I have gone thru my life, for so long, always needing to be surrounded by other people, not only to define me but also to distract me from being alone with myself. I don’t think I realized it until much later, but the fear of what I might discover was so strong that I did everything in my power to never go there.
A while ago, as a part of my distraction, I even started reading self improvement books, and that was a very risky thing to do for someone who was afraid of digging deep and finding out who he really is. Because what those books did, instead of helping me better understand myself, was give me a philosophy that I tried to mimic and take on as my own. Quoting the books I read as my own ideas.
But they weren’t. I was having a revelation every time I read one, and changing my beliefs every time I read a new one. Not being able to wait to share it with everyone, arrogantly thinking I had figured it all out and none of the people I knew might actually have a much better understanding of life than I do. Which was usually the case.
Don’t get me wrong. I do think there’s value and great assistance I found in those books, but not all of their teachings literally applied to me. I think many of the books contain theories and ideas that work for the person who wrote them…very much like this blog post. It’s my experience. And some people might find some of it relatable.
When I finally exhausted and confused myself enough, not really knowing or understanding which theory I actually followed, believed, or was supposed to be quoting. When I realized I knew very little and my cocky “know it all” attitude was nothing but a sham, and felt like I can’t keep this up any longer, feeling so lost and utterly alone, I just curled up into a ball and cried.
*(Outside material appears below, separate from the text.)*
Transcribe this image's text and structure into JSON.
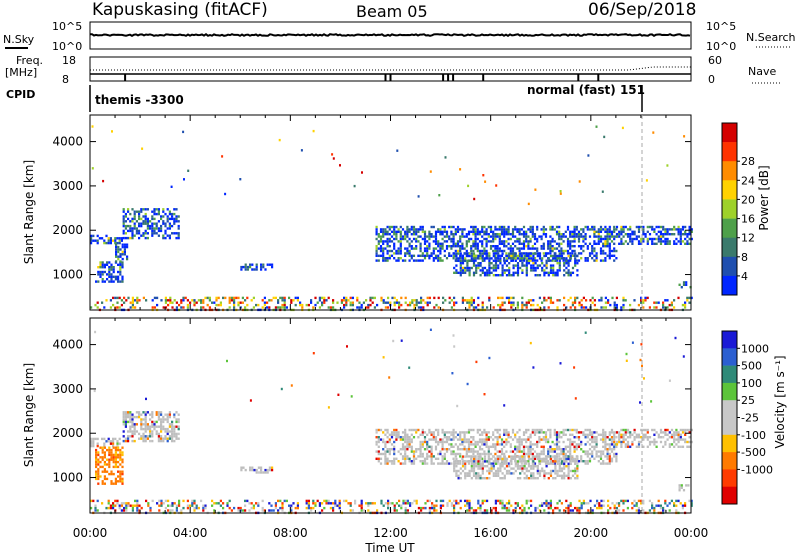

I then woke up at 3am the next morning and did something I had never done in my adult life alone. I got in my car, drove far away, and climbed a mountain so I could watch the sun to come out. I had been wanting to do that for so long, but had been so afraid to do it alone. I mean…there wouldn’t be anyone to share it with and talk about how great it is, and how this is the latest thing and everyone is doing it…! But I went and sat there in silence alone. And yes, cried some more. Trying to take deep breaths in between the sobbing. For the first time since I could remember, I could finally hear myself think and feel.
I felt so raw and weird, but I felt like me. And that feeling led me to repeat that experience over and over and over again. Until I learned that we must become so alone, that we withdraw into our innermost self. Sit with it and face all our shit.
Yes, there is some unpleasantness and some suffering. But the fear is then overcome, and we find our true selves. And once we experience it, no matter the circumstance we find ourselves in, we are undisturbed. Because we know who we are and being alone is no longer something we fear, but instead a refuge to recharge and reflect. So we can be better friends, partners, parents, employees and bosses, but most importantly better to ourselves. Because only if we learn to be ok to be alone, we will no longer feel the need to posses others or have them fill our voids, or complete us. We will no longer need someone to “like” us or define us, because we have a clearer understanding of who we are and what we stand for. But none of this can be done or experienced, unless we put our phones down, turn off the TV, take a walk, go away from it all and sit alone in silence.
So I learned not to be afraid of spending some quality time by myself. I embrace it. And to be honest, I actually really love it. It doesn’t matter whether I discover some deeper meaning or not, or have a revelation, but I ‘steal’ some time and give it freely and exclusively to myself whenever I can. I opt for privacy and solitude. Because I learned that, despite my previous fears, doing it doesn’t make me antisocial or cause me to reject the rest of the world. But it gives me time and space to breathe, come back to myself. And just be me.